Post by TechTony » Sat Oct 01, 2016 1:11 pm

In general, it's always modify the tool post/nut/whatever to fit. The base castings on a machine can certainly be machined as required or needed, but the machine is the long lasting bit, and tooling is more like a consumable, you may have several different options used by you or other owners over time, so tooling is almost always fitted to the lathe by modifying the tooling. And the "nut" that comes with it is basically a threaded plate that is relatively huge and will never fit regardless of what lathe you have (that I ever heard of anyway), so it was meant to be machined to fit the lathe.

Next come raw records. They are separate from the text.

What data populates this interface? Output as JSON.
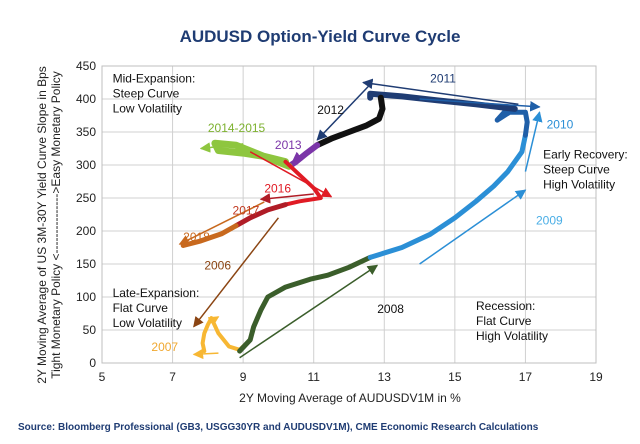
{
  "chart_data": {
    "type": "line",
    "title": "AUDUSD Option-Yield Curve Cycle",
    "xlabel": "2Y Moving Average of AUDUSDV1M in %",
    "ylabel_line1": "2Y Moving Average of US 3M-30Y Yield Curve Slope in Bps",
    "ylabel_line2": "Tight Monetary Policy <--------------->Easy Monetary Policy",
    "xlim": [
      5,
      19
    ],
    "ylim": [
      0,
      450
    ],
    "xticks": [
      "5",
      "7",
      "9",
      "11",
      "13",
      "15",
      "17",
      "19"
    ],
    "yticks": [
      "0",
      "50",
      "100",
      "150",
      "200",
      "250",
      "300",
      "350",
      "400",
      "450"
    ],
    "grid": true,
    "source": "Source: Bloomberg Professional (GB3, USGG30YR and AUDUSDV1M), CME Economic Research Calculations",
    "series": [
      {
        "name": "2007",
        "color": "#f7b733",
        "width": 4,
        "label_color": "#f0a830",
        "points": [
          [
            7.9,
            18
          ],
          [
            7.85,
            30
          ],
          [
            7.9,
            45
          ],
          [
            8.0,
            58
          ],
          [
            8.1,
            68
          ],
          [
            8.3,
            45
          ],
          [
            8.6,
            25
          ],
          [
            8.9,
            20
          ],
          [
            9.1,
            30
          ]
        ]
      },
      {
        "name": "2008",
        "color": "#3b5e2b",
        "width": 5,
        "label_color": "#111111",
        "points": [
          [
            8.9,
            18
          ],
          [
            9.2,
            35
          ],
          [
            9.3,
            55
          ],
          [
            9.5,
            80
          ],
          [
            9.7,
            100
          ],
          [
            10.2,
            115
          ],
          [
            10.9,
            127
          ],
          [
            11.4,
            133
          ],
          [
            12.0,
            145
          ],
          [
            12.6,
            160
          ]
        ]
      },
      {
        "name": "2009",
        "color": "#2b8fd6",
        "width": 5,
        "label_color": "#4aaee6",
        "points": [
          [
            12.6,
            160
          ],
          [
            13.5,
            175
          ],
          [
            14.3,
            195
          ],
          [
            15.0,
            220
          ],
          [
            15.6,
            245
          ],
          [
            16.1,
            268
          ],
          [
            16.5,
            290
          ],
          [
            16.9,
            320
          ],
          [
            17.0,
            345
          ]
        ]
      },
      {
        "name": "2010",
        "color": "#1f5fa8",
        "width": 5,
        "label_color": "#2b8fd6",
        "points": [
          [
            17.0,
            345
          ],
          [
            17.05,
            365
          ],
          [
            17.0,
            380
          ],
          [
            16.4,
            380
          ],
          [
            16.2,
            368
          ],
          [
            16.7,
            385
          ]
        ]
      },
      {
        "name": "2011",
        "color": "#1f3c73",
        "width": 6,
        "label_color": "#1f3c73",
        "points": [
          [
            16.7,
            385
          ],
          [
            15.6,
            392
          ],
          [
            14.5,
            398
          ],
          [
            13.5,
            404
          ],
          [
            12.6,
            408
          ],
          [
            12.6,
            402
          ]
        ]
      },
      {
        "name": "2012",
        "color": "#111111",
        "width": 6,
        "label_color": "#111111",
        "points": [
          [
            12.9,
            402
          ],
          [
            12.95,
            385
          ],
          [
            12.85,
            370
          ],
          [
            12.5,
            360
          ],
          [
            12.0,
            350
          ],
          [
            11.5,
            340
          ],
          [
            11.1,
            330
          ]
        ]
      },
      {
        "name": "2013",
        "color": "#7b35a8",
        "width": 6,
        "label_color": "#7b35a8",
        "points": [
          [
            11.1,
            330
          ],
          [
            10.8,
            318
          ],
          [
            10.5,
            305
          ],
          [
            10.3,
            298
          ]
        ]
      },
      {
        "name": "2014-2015",
        "color": "#8ec63f",
        "width": 7,
        "label_color": "#7db12f",
        "points": [
          [
            10.3,
            298
          ],
          [
            9.5,
            315
          ],
          [
            8.8,
            330
          ],
          [
            8.2,
            333
          ],
          [
            8.3,
            322
          ],
          [
            9.0,
            318
          ],
          [
            9.6,
            313
          ],
          [
            10.2,
            305
          ]
        ]
      },
      {
        "name": "2016",
        "color": "#e01b24",
        "width": 4,
        "label_color": "#e01b24",
        "points": [
          [
            10.2,
            305
          ],
          [
            10.6,
            285
          ],
          [
            11.0,
            265
          ],
          [
            11.2,
            250
          ],
          [
            10.6,
            245
          ],
          [
            10.2,
            240
          ]
        ]
      },
      {
        "name": "2017",
        "color": "#b01c26",
        "width": 5,
        "label_color": "#c23b22",
        "points": [
          [
            10.2,
            240
          ],
          [
            9.7,
            232
          ],
          [
            9.2,
            220
          ],
          [
            8.8,
            208
          ]
        ]
      },
      {
        "name": "2018",
        "color": "#c8691e",
        "width": 5,
        "label_color": "#c8691e",
        "points": [
          [
            8.8,
            208
          ],
          [
            8.4,
            196
          ],
          [
            7.8,
            185
          ],
          [
            7.3,
            178
          ]
        ]
      }
    ],
    "arrows": [
      {
        "color": "#f7b733",
        "from": [
          8.0,
          60
        ],
        "to": [
          8.3,
          70
        ]
      },
      {
        "color": "#f7b733",
        "from": [
          8.3,
          15
        ],
        "to": [
          7.6,
          13
        ]
      },
      {
        "color": "#3b5e2b",
        "from": [
          8.9,
          8
        ],
        "to": [
          12.8,
          148
        ]
      },
      {
        "color": "#2b8fd6",
        "from": [
          14.0,
          150
        ],
        "to": [
          17.0,
          262
        ]
      },
      {
        "color": "#2b8fd6",
        "from": [
          17.0,
          290
        ],
        "to": [
          17.4,
          380
        ]
      },
      {
        "color": "#1f5fa8",
        "from": [
          14.0,
          400
        ],
        "to": [
          17.4,
          388
        ]
      },
      {
        "color": "#1f3c73",
        "from": [
          16.8,
          392
        ],
        "to": [
          12.4,
          425
        ]
      },
      {
        "color": "#1f3c73",
        "from": [
          12.6,
          422
        ],
        "to": [
          11.1,
          338
        ]
      },
      {
        "color": "#7b35a8",
        "from": [
          10.9,
          326
        ],
        "to": [
          10.4,
          305
        ]
      },
      {
        "color": "#8ec63f",
        "from": [
          9.0,
          332
        ],
        "to": [
          7.8,
          325
        ]
      },
      {
        "color": "#e01b24",
        "from": [
          9.2,
          320
        ],
        "to": [
          11.5,
          252
        ]
      },
      {
        "color": "#b01c26",
        "from": [
          11.0,
          256
        ],
        "to": [
          9.5,
          248
        ]
      },
      {
        "color": "#c8691e",
        "from": [
          9.6,
          244
        ],
        "to": [
          7.2,
          180
        ]
      },
      {
        "color": "#8b4513",
        "from": [
          10.0,
          220
        ],
        "to": [
          7.6,
          55
        ]
      }
    ],
    "year_labels": [
      {
        "text": "2007",
        "x": 6.4,
        "y": 18,
        "color": "#f0a830"
      },
      {
        "text": "2008",
        "x": 12.8,
        "y": 76,
        "color": "#111111"
      },
      {
        "text": "2009",
        "x": 17.3,
        "y": 210,
        "color": "#4aaee6"
      },
      {
        "text": "2010",
        "x": 17.6,
        "y": 355,
        "color": "#2b8fd6"
      },
      {
        "text": "2011",
        "x": 14.3,
        "y": 425,
        "color": "#1f3c73"
      },
      {
        "text": "2012",
        "x": 11.1,
        "y": 377,
        "color": "#111111"
      },
      {
        "text": "2013",
        "x": 9.9,
        "y": 324,
        "color": "#7b35a8"
      },
      {
        "text": "2014-2015",
        "x": 8.0,
        "y": 350,
        "color": "#7db12f"
      },
      {
        "text": "2016",
        "x": 9.6,
        "y": 258,
        "color": "#e01b24"
      },
      {
        "text": "2017",
        "x": 8.7,
        "y": 225,
        "color": "#c23b22"
      },
      {
        "text": "2018",
        "x": 7.3,
        "y": 185,
        "color": "#c8691e"
      },
      {
        "text": "2006",
        "x": 7.9,
        "y": 142,
        "color": "#8b4513"
      }
    ],
    "annotations": [
      {
        "lines": [
          "Mid-Expansion:",
          "Steep Curve",
          "Low Volatility"
        ],
        "x": 5.3,
        "y": 425,
        "anchor": "start"
      },
      {
        "lines": [
          "Early Recovery:",
          "Steep Curve",
          "High Volatility"
        ],
        "x": 17.5,
        "y": 310,
        "anchor": "start"
      },
      {
        "lines": [
          "Late-Expansion:",
          "Flat Curve",
          "Low Volatility"
        ],
        "x": 5.3,
        "y": 100,
        "anchor": "start"
      },
      {
        "lines": [
          "Recession:",
          "Flat Curve",
          "High Volatility"
        ],
        "x": 15.6,
        "y": 80,
        "anchor": "start"
      }
    ]
  }
}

I know - but the groove on mine seems so small that I figured if I went CXA then I might should widen it a little for added width on the plate. I considered the plinth idea (didn't know that's what it was called) previously but shrugged it off as newbie nonsense - it actually cracks me up to think that it was a legit idea. Most of the tooling I've used thus far has been 1/2" stuff and probably will be going forward as well. I expect that so long as the BXA will be 1/2" tooling compatible, then I'll probably go with the Phase II BXA wedge. I've got a project that's currently at a standstill until I get it bought - I really need that stationary boring bar holder. Tried bolting one in the stock toolholder that came with this machine but that thing is a joke.

Thanks for weighing in, Russ! It's been helpful!